In dit geval is de eerste boetebeschikking (voor een overtreding op 7 december 2021) gedateerd 22 december 2021. De tweede boete betreft een overtreding op 7 december 2021, dat is vóór de datum van verzending van de eerste boetebeschikking. Dit betekent dat het opleggen van deze tweede boete in strijd is met het Beleidskader.

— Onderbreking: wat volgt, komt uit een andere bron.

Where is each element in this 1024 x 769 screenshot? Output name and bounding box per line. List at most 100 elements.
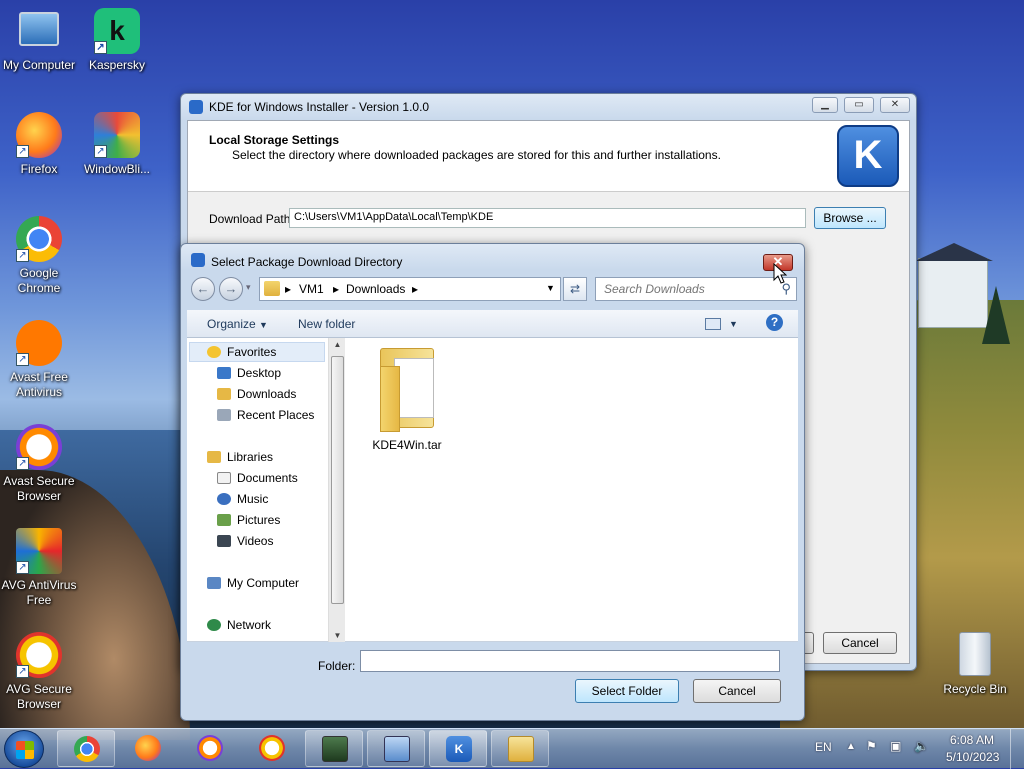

Alhoewel hier sprake is van de eerste boete en deze boete dus terecht is opgelegd, ziet de kantonrechter aanleiding dit beroep gegrond te verklaren. Het beroep van de tweede boete, met CJIB nummer 8062 5422 4624 438, was niet tijdig ontvangen door de kantonrechter en daarom niet-ontvankelijk verklaard. Gelet op het eerder genoemde arrest van het gerechtshof zal de kantonrechter dit beroep gegrond verklaren zodat in elk geval maar één boete voor hetzelfde feit op dezelfde pleegdatum opgelegd wordt.
De beschikking waarbij de boete is opgelegd en de beslissing van de officier van justitie zullen worden vernietigd. Het bedrag dat betrokkene aan zekerheid heeft betaald moet door de officier van justitie worden terugbetaald.

Beslissing

De kantonrechter:
‒ verklaart het beroep gegrond;
‒ vernietigt de bestreden beslissing van de officier van justitie en de beschikking waarbij de boete is opgelegd;
‒ draagt de officier van justitie op het bedrag van € 109,- dat betrokkene als zekerheidstelling heeft betaald, aan betrokkene terug te betalen.
Deze uitspraak is gedaan door mr. S.W.M. Speekenbrink, kantonrechter, bijgestaan door de griffier C.G. Zevenhuijzen, en in het openbaar uitgesproken op 5 december 2023.
Tegen deze beslissing is geen hoger beroep mogelijk.